"Capiremo cosa lei ha detto."

Translation:We are going to understand what she has said.

September 23, 2016

This discussion is locked.


Because this is such a strange mix of tenses in English, it's hard to know if in Italian it means -as duo's english translation does- we will understand what she has already said, rather than what she is or will say. Is this combibation a standard combo in Italian


Yes, that's the meaning... she has said something (in the past), and you will understand it later (in the future)... sometimes people may say thing that are not immediately clear but they are clear only later on. Or maybe you are just going to watch a video of somebody who has said something, and you are saying that when you watch it you are going to understand her words.
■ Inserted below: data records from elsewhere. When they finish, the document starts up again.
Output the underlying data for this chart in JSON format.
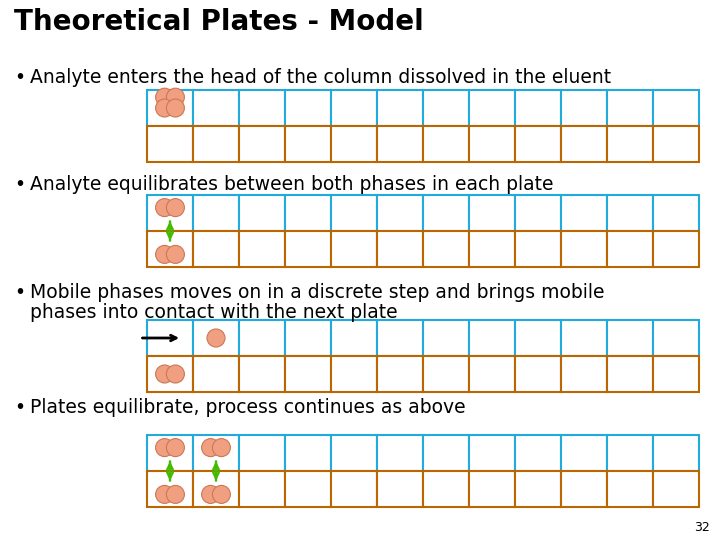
{
  "title": "Theoretical Plates - Model",
  "title_fontsize": 20,
  "title_fontweight": "bold",
  "background_color": "#ffffff",
  "bullet1": "Analyte enters the head of the column dissolved in the eluent",
  "bullet2": "Analyte equilibrates between both phases in each plate",
  "bullet3_line1": "Mobile phases moves on in a discrete step and brings mobile",
  "bullet3_line2": "phases into contact with the next plate",
  "bullet4": "Plates equilibrate, process continues as above",
  "num_cols": 12,
  "grid_top_color": "#22aadd",
  "grid_bottom_color": "#bb6600",
  "analyte_color": "#f0a080",
  "analyte_outline": "#cc7755",
  "arrow_color": "#44bb00",
  "move_arrow_color": "#000000",
  "page_number": "32",
  "text_fontsize": 13.5,
  "text_color": "#000000"
}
this is a case of direction--from english to italian or from italian to english. the english version of this sentence does mean she has already said it, but it can mean that she will have said it (in the future) before we hear it. i don't know if this usage would be correct if the sentence originates in italian. you might have to say "capriremo cosa lei avra (accented) detto." --future perfect


"We will understand what she has said" should be accepted but isn't.


Accepted Oct 2018.


Accepted 11-01-2020


This is a VERY strange sentence!


"We will understand what she said" - should be accepted but isn't


"Will we understand what she said?" - not accepted. Why?


Because it's not a question.


"We will make out what she said" is a better translation and less confusing for learners.


Only way I can make sense of this weird sentence is if it's based on reading something in the future that someone had written in the past.